No matter where we travel along the backroads and byways of America, we make an effort to find the most unique, historic, or boutique hotels in the area. Not many have been able to match what we saw when we were in Ellinwood, Kansas.



The first stake of Ellinwood came 1871 when it was promised a railroad would be coming to town. Soon, Ellinwood would become a fast growing community of mostly descendants of southern German/Austrians. This heritage can still be seen through the town today in its architecture, the underground tunnels, and the brick streets.

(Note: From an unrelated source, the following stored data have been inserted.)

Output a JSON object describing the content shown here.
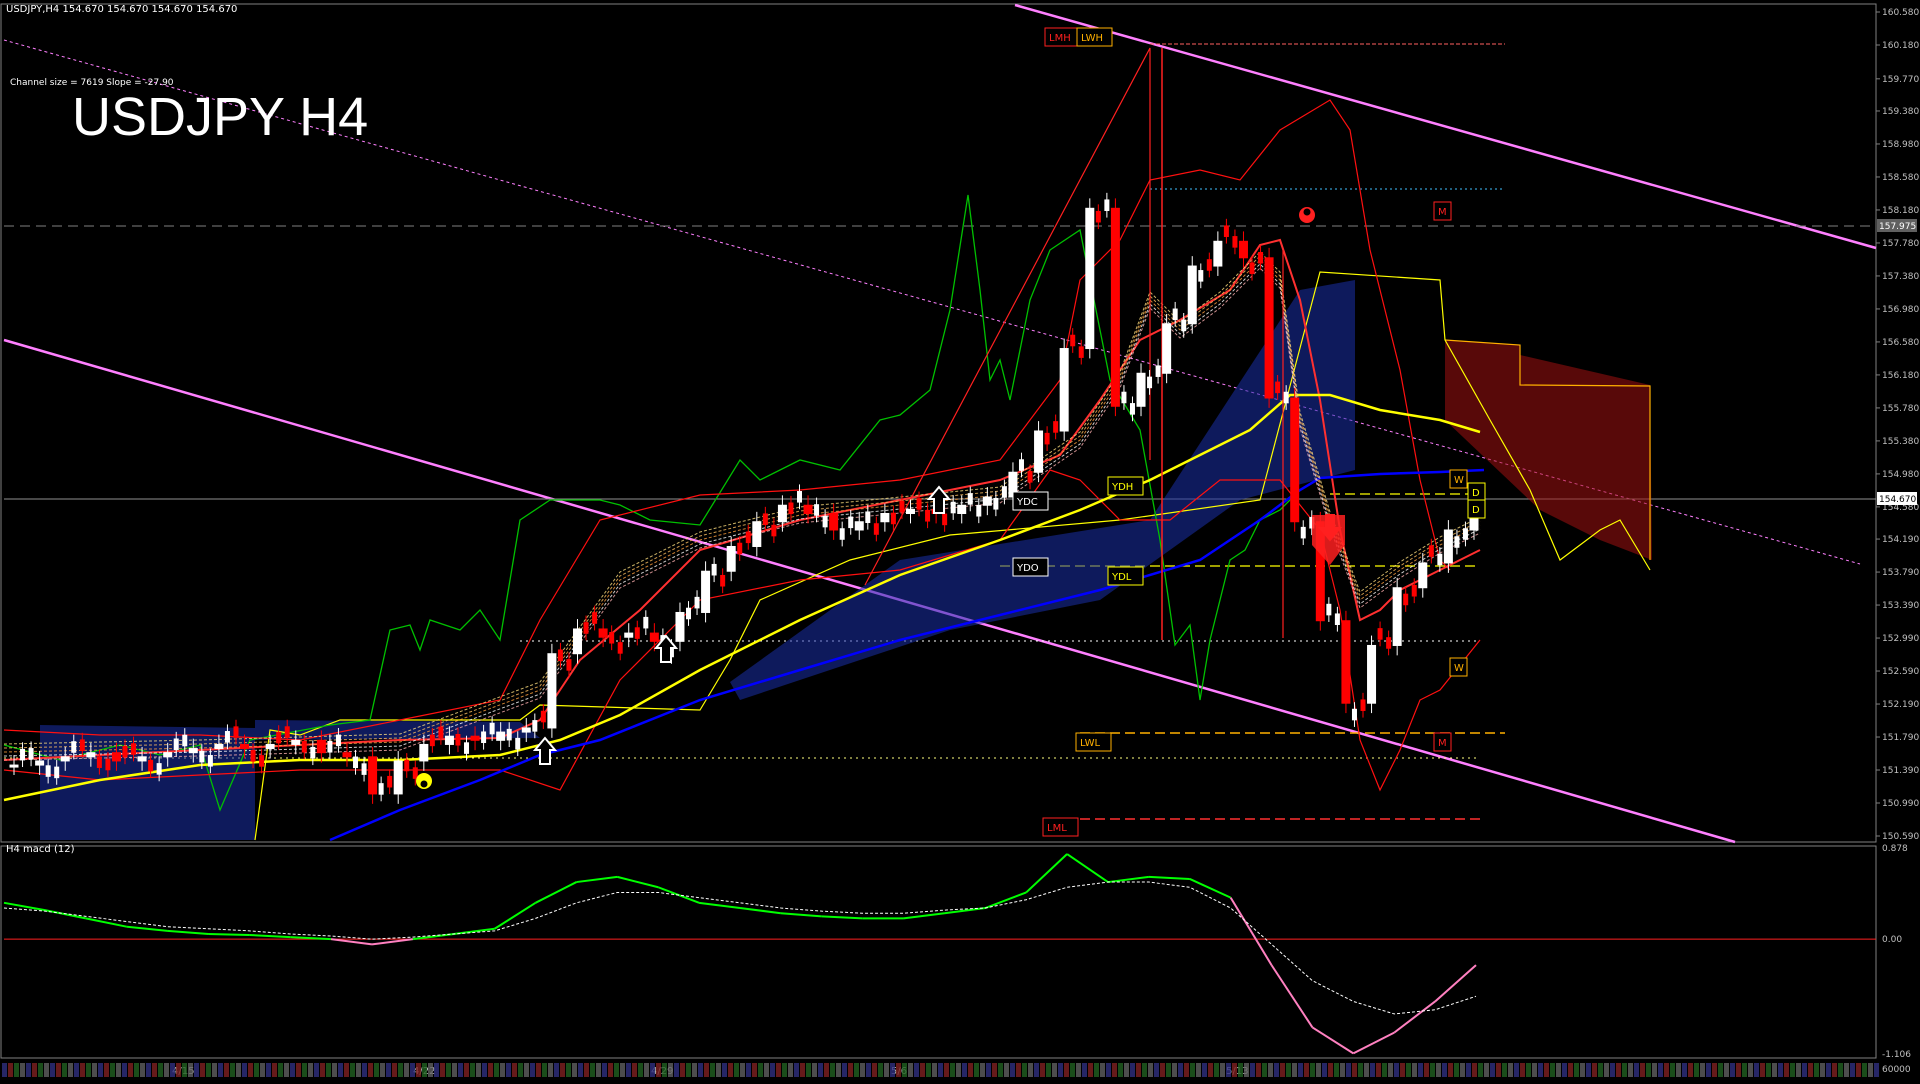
{
  "window": {
    "header": "USDJPY,H4  154.670 154.670 154.670 154.670",
    "channel_info": "Channel size = 7619 Slope = -27.90",
    "big_title": "USDJPY H4"
  },
  "colors": {
    "background": "#000000",
    "bull_candle": "#ffffff",
    "bear_candle": "#ff0000",
    "ema_slow": "#ffff00",
    "ema_slower": "#0000ff",
    "ichimoku_span": "#00aa00",
    "bands": "#ff0000",
    "channel": "#ff80ff",
    "kumo_fill": "#1a2fa8",
    "macd_line": "#00ff00",
    "macd_line_neg": "#ff80c0",
    "signal_line": "#ffffff"
  },
  "chart_data": [
    {
      "type": "line",
      "name": "main",
      "ylim": [
        150.59,
        160.58
      ],
      "y_ticks": [
        "160.580",
        "160.180",
        "159.770",
        "159.380",
        "158.980",
        "158.580",
        "158.180",
        "157.780",
        "157.380",
        "156.980",
        "156.580",
        "156.180",
        "155.780",
        "155.380",
        "154.980",
        "154.580",
        "154.190",
        "153.790",
        "153.390",
        "152.990",
        "152.590",
        "152.190",
        "151.790",
        "151.390",
        "150.990",
        "150.590"
      ],
      "x_labels": [
        "4/15",
        "4/22",
        "4/29",
        "5/6",
        "5/13"
      ],
      "current_price": "154.670",
      "marked_price": "157.975",
      "close_series": [
        151.45,
        151.5,
        151.55,
        151.6,
        151.5,
        151.55,
        151.6,
        151.65,
        151.7,
        151.65,
        151.7,
        151.75,
        151.6,
        151.55,
        151.1,
        151.5,
        151.7,
        151.8,
        151.75,
        151.85,
        151.9,
        152.8,
        153.1,
        153.0,
        153.05,
        152.95,
        153.3,
        153.8,
        154.1,
        154.4,
        154.6,
        154.5,
        154.3,
        154.4,
        154.5,
        154.55,
        154.5,
        154.6,
        154.7,
        155.0,
        155.5,
        156.5,
        158.2,
        155.8,
        156.2,
        156.8,
        157.5,
        157.8,
        157.6,
        155.9,
        154.4,
        153.2,
        152.2,
        152.9,
        153.6,
        153.9,
        154.3,
        154.67
      ],
      "levels": [
        {
          "label": "LMH",
          "value": 160.18
        },
        {
          "label": "LWH",
          "value": 160.18
        },
        {
          "label": "YDH",
          "value": 154.95
        },
        {
          "label": "YDC",
          "value": 154.63
        },
        {
          "label": "YDO",
          "value": 153.79
        },
        {
          "label": "YDL",
          "value": 153.75
        },
        {
          "label": "LWL",
          "value": 151.79
        },
        {
          "label": "LML",
          "value": 150.85
        },
        {
          "label": "W",
          "value": 154.82
        },
        {
          "label": "W",
          "value": 152.83
        },
        {
          "label": "D",
          "value": 154.75
        },
        {
          "label": "D",
          "value": 154.55
        },
        {
          "label": "M",
          "value": 157.98
        },
        {
          "label": "M",
          "value": 151.75
        }
      ]
    },
    {
      "type": "line",
      "name": "macd",
      "title": "H4 macd (12)",
      "ylim": [
        -1.106,
        0.878
      ],
      "y_ticks": [
        "0.878",
        "0.00",
        "-1.106"
      ],
      "bottom_tick": "60000",
      "macd_series": [
        0.35,
        0.28,
        0.2,
        0.12,
        0.08,
        0.05,
        0.04,
        0.02,
        0.0,
        -0.05,
        0.0,
        0.05,
        0.1,
        0.35,
        0.55,
        0.6,
        0.5,
        0.35,
        0.3,
        0.25,
        0.22,
        0.2,
        0.2,
        0.25,
        0.3,
        0.45,
        0.82,
        0.55,
        0.6,
        0.58,
        0.4,
        -0.25,
        -0.85,
        -1.1,
        -0.9,
        -0.6,
        -0.25
      ],
      "signal_series": [
        0.3,
        0.27,
        0.22,
        0.17,
        0.12,
        0.1,
        0.08,
        0.05,
        0.03,
        0.0,
        0.02,
        0.05,
        0.08,
        0.2,
        0.35,
        0.45,
        0.45,
        0.4,
        0.35,
        0.3,
        0.27,
        0.25,
        0.25,
        0.28,
        0.3,
        0.38,
        0.5,
        0.55,
        0.55,
        0.5,
        0.3,
        -0.05,
        -0.4,
        -0.6,
        -0.72,
        -0.68,
        -0.55
      ]
    }
  ]
}
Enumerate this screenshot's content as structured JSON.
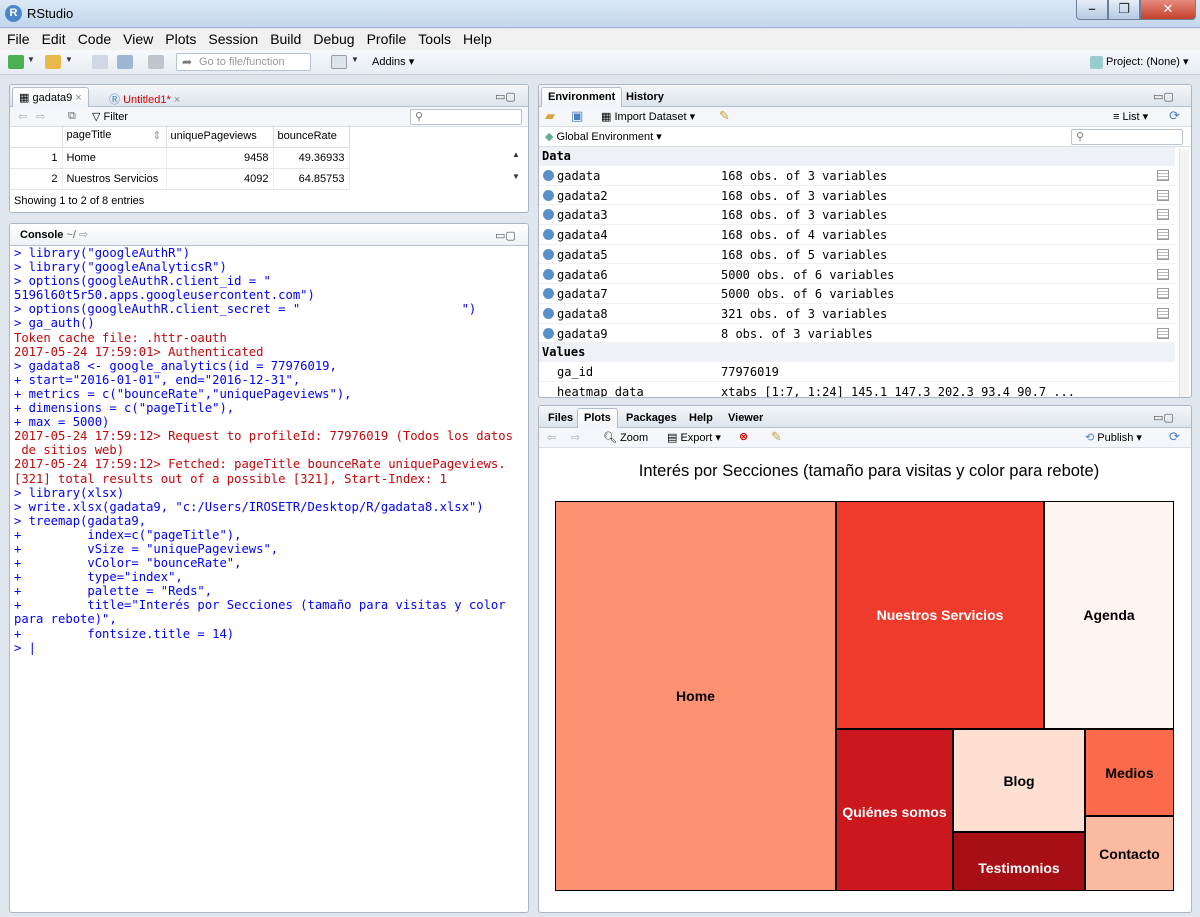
{
  "window": {
    "title": "RStudio",
    "app_icon": "R"
  },
  "menu": [
    "File",
    "Edit",
    "Code",
    "View",
    "Plots",
    "Session",
    "Build",
    "Debug",
    "Profile",
    "Tools",
    "Help"
  ],
  "toolbar": {
    "goto_placeholder": "Go to file/function",
    "addins": "Addins",
    "project": "Project: (None)"
  },
  "source": {
    "tabs": [
      "gadata9",
      "Untitled1*"
    ],
    "filter": "Filter",
    "columns": [
      "",
      "pageTitle",
      "uniquePageviews",
      "bounceRate"
    ],
    "rows": [
      [
        "1",
        "Home",
        "9458",
        "49.36933"
      ],
      [
        "2",
        "Nuestros Servicios",
        "4092",
        "64.85753"
      ]
    ],
    "status": "Showing 1 to 2 of 8 entries"
  },
  "console": {
    "title": "Console",
    "path": "~/",
    "lines": [
      {
        "t": "in",
        "s": "> library(\"googleAuthR\")"
      },
      {
        "t": "in",
        "s": "> library(\"googleAnalyticsR\")"
      },
      {
        "t": "in",
        "s": "> options(googleAuthR.client_id = \""
      },
      {
        "t": "in",
        "s": "5196l60t5r50.apps.googleusercontent.com\")"
      },
      {
        "t": "in",
        "s": "> options(googleAuthR.client_secret = \"                      \")"
      },
      {
        "t": "in",
        "s": "> ga_auth()"
      },
      {
        "t": "out",
        "s": "Token cache file: .httr-oauth"
      },
      {
        "t": "out",
        "s": "2017-05-24 17:59:01> Authenticated"
      },
      {
        "t": "in",
        "s": "> gadata8 <- google_analytics(id = 77976019,"
      },
      {
        "t": "in",
        "s": "+ start=\"2016-01-01\", end=\"2016-12-31\","
      },
      {
        "t": "in",
        "s": "+ metrics = c(\"bounceRate\",\"uniquePageviews\"),"
      },
      {
        "t": "in",
        "s": "+ dimensions = c(\"pageTitle\"),"
      },
      {
        "t": "in",
        "s": "+ max = 5000)"
      },
      {
        "t": "out",
        "s": "2017-05-24 17:59:12> Request to profileId: 77976019 (Todos los datos"
      },
      {
        "t": "out",
        "s": " de sitios web)"
      },
      {
        "t": "out",
        "s": "2017-05-24 17:59:12> Fetched: pageTitle bounceRate uniquePageviews."
      },
      {
        "t": "out",
        "s": "[321] total results out of a possible [321], Start-Index: 1"
      },
      {
        "t": "in",
        "s": "> library(xlsx)"
      },
      {
        "t": "in",
        "s": "> write.xlsx(gadata9, \"c:/Users/IROSETR/Desktop/R/gadata8.xlsx\")"
      },
      {
        "t": "in",
        "s": "> treemap(gadata9,"
      },
      {
        "t": "in",
        "s": "+         index=c(\"pageTitle\"),"
      },
      {
        "t": "in",
        "s": "+         vSize = \"uniquePageviews\","
      },
      {
        "t": "in",
        "s": "+         vColor= \"bounceRate\","
      },
      {
        "t": "in",
        "s": "+         type=\"index\","
      },
      {
        "t": "in",
        "s": "+         palette = \"Reds\","
      },
      {
        "t": "in",
        "s": "+         title=\"Interés por Secciones (tamaño para visitas y color"
      },
      {
        "t": "in",
        "s": "para rebote)\","
      },
      {
        "t": "in",
        "s": "+         fontsize.title = 14)"
      },
      {
        "t": "in",
        "s": "> |"
      }
    ]
  },
  "environment": {
    "tabs": [
      "Environment",
      "History"
    ],
    "import_dataset": "Import Dataset",
    "view_mode": "List",
    "scope": "Global Environment",
    "data_header": "Data",
    "data": [
      {
        "name": "gadata",
        "value": "168 obs. of 3 variables"
      },
      {
        "name": "gadata2",
        "value": "168 obs. of 3 variables"
      },
      {
        "name": "gadata3",
        "value": "168 obs. of 3 variables"
      },
      {
        "name": "gadata4",
        "value": "168 obs. of 4 variables"
      },
      {
        "name": "gadata5",
        "value": "168 obs. of 5 variables"
      },
      {
        "name": "gadata6",
        "value": "5000 obs. of 6 variables"
      },
      {
        "name": "gadata7",
        "value": "5000 obs. of 6 variables"
      },
      {
        "name": "gadata8",
        "value": "321 obs. of 3 variables"
      },
      {
        "name": "gadata9",
        "value": "8 obs. of 3 variables"
      }
    ],
    "values_header": "Values",
    "values": [
      {
        "name": "ga_id",
        "value": "77976019"
      },
      {
        "name": "heatmap_data",
        "value": "xtabs [1:7, 1:24] 145.1 147.3 202.3 93.4 90.7 ..."
      }
    ]
  },
  "files_pane": {
    "tabs": [
      "Files",
      "Plots",
      "Packages",
      "Help",
      "Viewer"
    ],
    "zoom": "Zoom",
    "export": "Export",
    "publish": "Publish"
  },
  "plot": {
    "title": "Interés por Secciones (tamaño para visitas y color para rebote)",
    "cells": [
      {
        "label": "Home",
        "color": "#fc9272"
      },
      {
        "label": "Nuestros Servicios",
        "color": "#ef3b2c",
        "fg": "#ffffff"
      },
      {
        "label": "Agenda",
        "color": "#fff5f0"
      },
      {
        "label": "Quiénes somos",
        "color": "#cb181d",
        "fg": "#ffffff"
      },
      {
        "label": "Blog",
        "color": "#fee0d2"
      },
      {
        "label": "Medios",
        "color": "#fb6a4a"
      },
      {
        "label": "Testimonios",
        "color": "#a50f15",
        "fg": "#ffffff"
      },
      {
        "label": "Contacto",
        "color": "#fcbba1"
      }
    ]
  }
}
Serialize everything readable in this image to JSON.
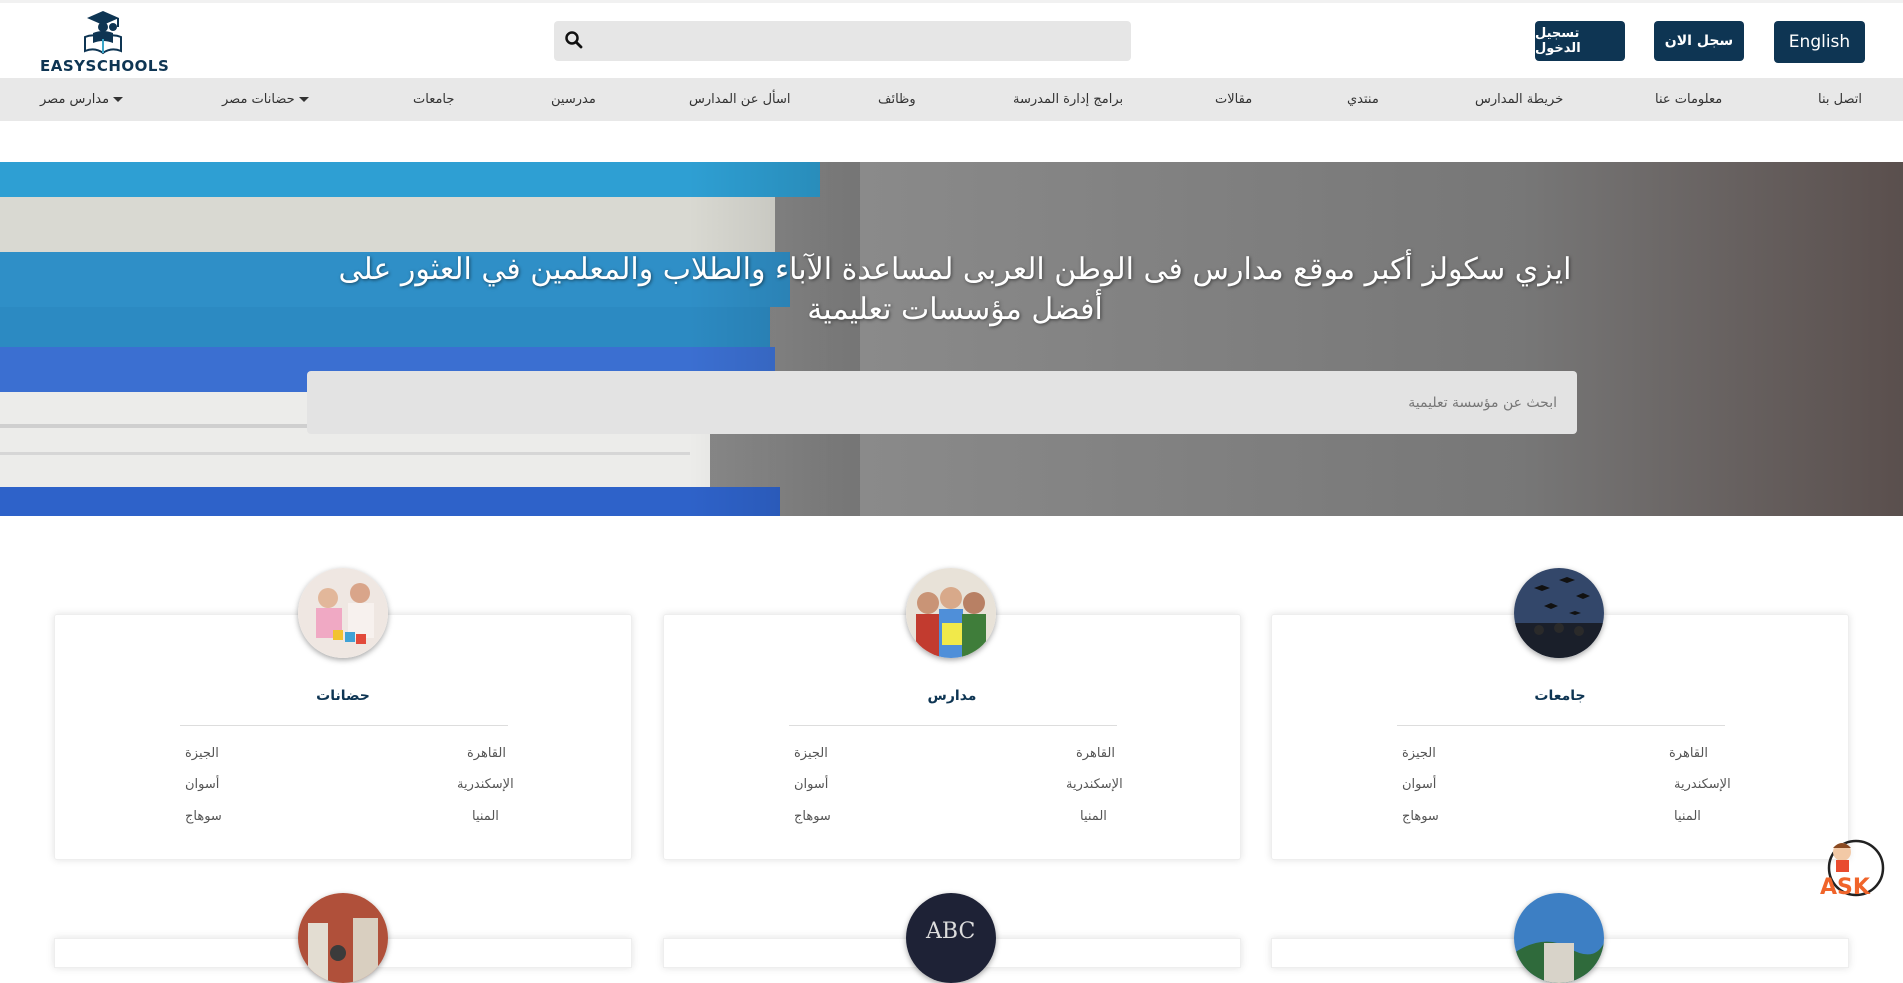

Located in the center of town is the amazing Wolf Hotel. In 1894 John Wolf built The Wolf Hotel as an addition to the Delmonico Hotel. The addition added several rooms to the Hotel, a new lobby, and underground stores. The Sunflower dining room was added in 1924 by John Wolf's son, Fred, and was a prestigious restaurant that attracted people from many places with its amber lighting and wheat shock columns. One of the greatest mysteries of the hotel occurred in this dining room when Bernard Millet inexplicably committed suicide here on February 24, 1927. A bullet hole remains in the ceiling of the dining room to this day. No one has ever discovered what made him take this action. In the early 1980s, the hotel transitioned to antique store but was sold to Christopher McCord in 2013 with the vision of returning it to its former glory. He has done that and more!



Chris also opened a speakeasy in the underground tunnel under the hotel, serving “lemonade,” “juice,” and other “drinks,” as a nod to the Prohibition Era when beverages had to be disguised to not reveal their true nature. The Speakeasy is open every weekend and is one of the most interesting places we have ever been. Being out of towners, it is easy for us just to find a table and experience the place from a distance but Chris and his friends did not allow that to happen. They took us in like we were long lost friends and we had the time of our lives.



In the 1870s and 80s, Ellinwood experienced so much growth in businesses that many had no choice than to find space underground. The tunnels once stretched throughout the town but many have been filled. The ones that remain can be toured under the Wolf Hotel or across the street at the antique store (if you ask real sweet). The lower level had a variety of storefronts and shops: drummer rooms, sample rooms, bathhouses, saloons, and meat storage. Typically shops changed locations from time to time. Ellinwood also supported attorneys, hotels, a jewelry store, grain dealers, blacksmiths, bootmakers, millinery shops, a brewery, dentists, general stores, billiard halls, lumber dealers, a newspaper along with a jail and a town band during their heyday!



Even though many of these businesses have closed shop and the population may have dropped through the years, Ellinwood and its 2000 residents are proud of their past and excited for their future. Make sure when you stop in for a visit, that you tell them we sent you!